Proposal for fixing dchar ranges

Mon Mar 10 14:51:37 PDT 2014

On Monday, 10 March 2014 at 18:13:14 UTC, Steven Schveighoffer 
wrote:
> Indexing is rarely a feature one needs or should use, 
> especially with encoded strings.

If I was writing something like a chat or terminal window, I 
would want to be able to jump to chunks of text based on some 
sort of buffer length, then search for actual character 
boundaries. Similarly, if I was indexing text, I don't care what 
the underlying data is just whether any particular set of n-bytes 
have been seen together among some document.
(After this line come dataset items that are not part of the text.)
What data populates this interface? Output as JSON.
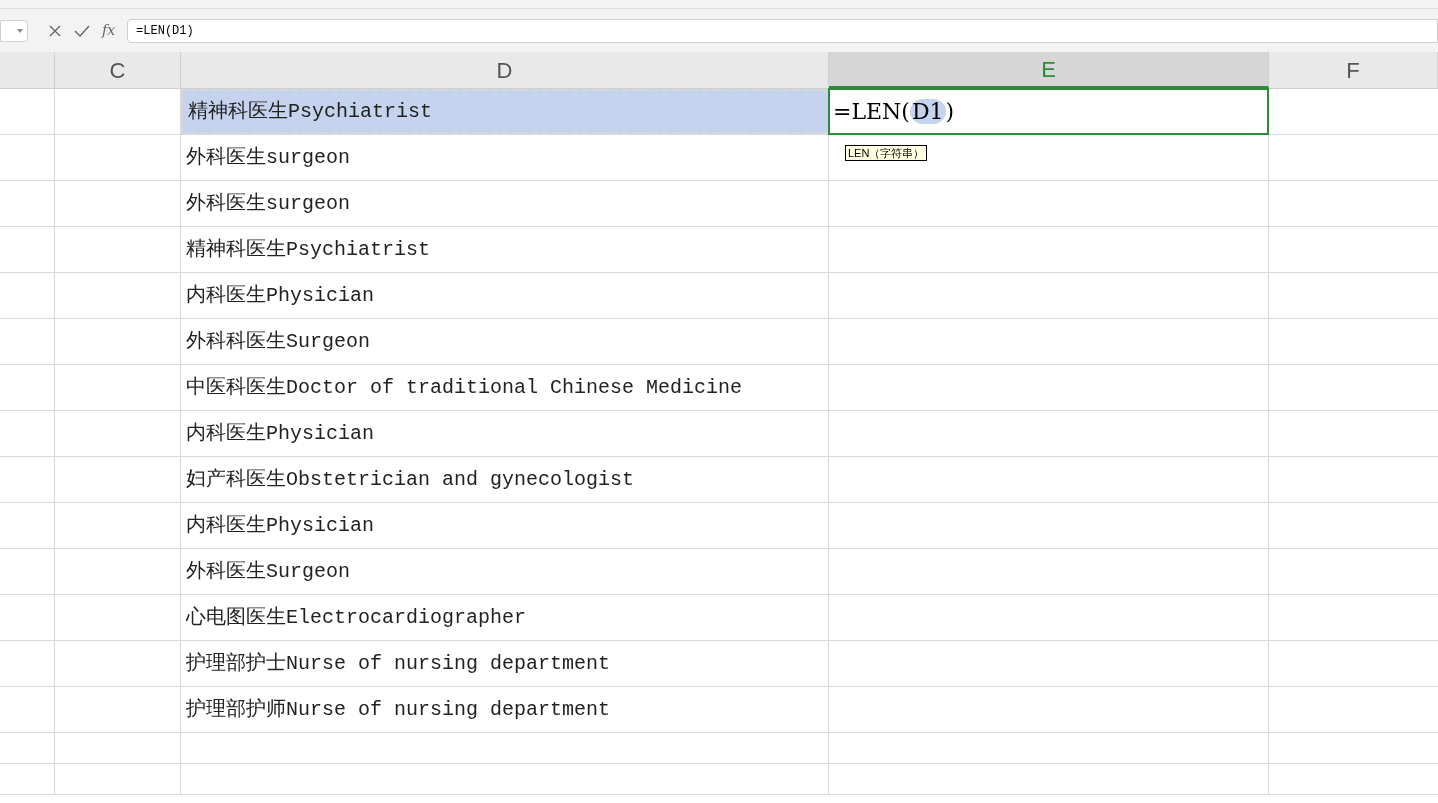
{
  "formula_bar": {
    "function_label": "fx",
    "value": "=LEN(D1)"
  },
  "columns": [
    {
      "selected": false
    },
    {
      "label": "C",
      "selected": false
    },
    {
      "label": "D",
      "selected": false
    },
    {
      "label": "E",
      "selected": true
    },
    {
      "label": "F",
      "selected": false
    }
  ],
  "rows": [
    {
      "d": "精神科医生Psychiatrist",
      "referenced": true
    },
    {
      "d": "外科医生surgeon",
      "referenced": false
    },
    {
      "d": "外科医生surgeon",
      "referenced": false
    },
    {
      "d": "精神科医生Psychiatrist",
      "referenced": false
    },
    {
      "d": "内科医生Physician",
      "referenced": false
    },
    {
      "d": "外科科医生Surgeon",
      "referenced": false
    },
    {
      "d": "中医科医生Doctor of traditional Chinese Medicine",
      "referenced": false
    },
    {
      "d": "内科医生Physician",
      "referenced": false
    },
    {
      "d": "妇产科医生Obstetrician and gynecologist",
      "referenced": false
    },
    {
      "d": "内科医生Physician",
      "referenced": false
    },
    {
      "d": "外科医生Surgeon",
      "referenced": false
    },
    {
      "d": "心电图医生Electrocardiographer",
      "referenced": false
    },
    {
      "d": "护理部护士Nurse of nursing department",
      "referenced": false
    },
    {
      "d": "护理部护师Nurse of nursing department",
      "referenced": false
    },
    {
      "referenced": false
    },
    {
      "referenced": false
    }
  ],
  "editing_cell": {
    "prefix": "=LEN(",
    "reference": "D1",
    "suffix": ")"
  },
  "tooltip": "LEN（字符串）"
}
For the latter case, 
I don't need to be able to interpret the data as text while 
indexing, but once I perform an actual search and want to jump 
the user to that line in the file, being able to take a byte 
offset that I had stored in the index and convert that to a 
textual position would be good.

I do think that D should have something like

alias String8 = UTF!char;
alias String16 = UTF!wchar;
alias String32 = UTF!dchar;

And that those sit on top of an underlying immutable(xchar)[] 
buffer, providing variants of things like foreach and length 
based on code-point or grapheme boundaries. But I don't think 
there's any value in reinterpretting "string". Not being a struct 
or an object, it doesn't have the extensibility to be useful for 
all the variations of access that working with Unicode and the 
underlying bytes warrants.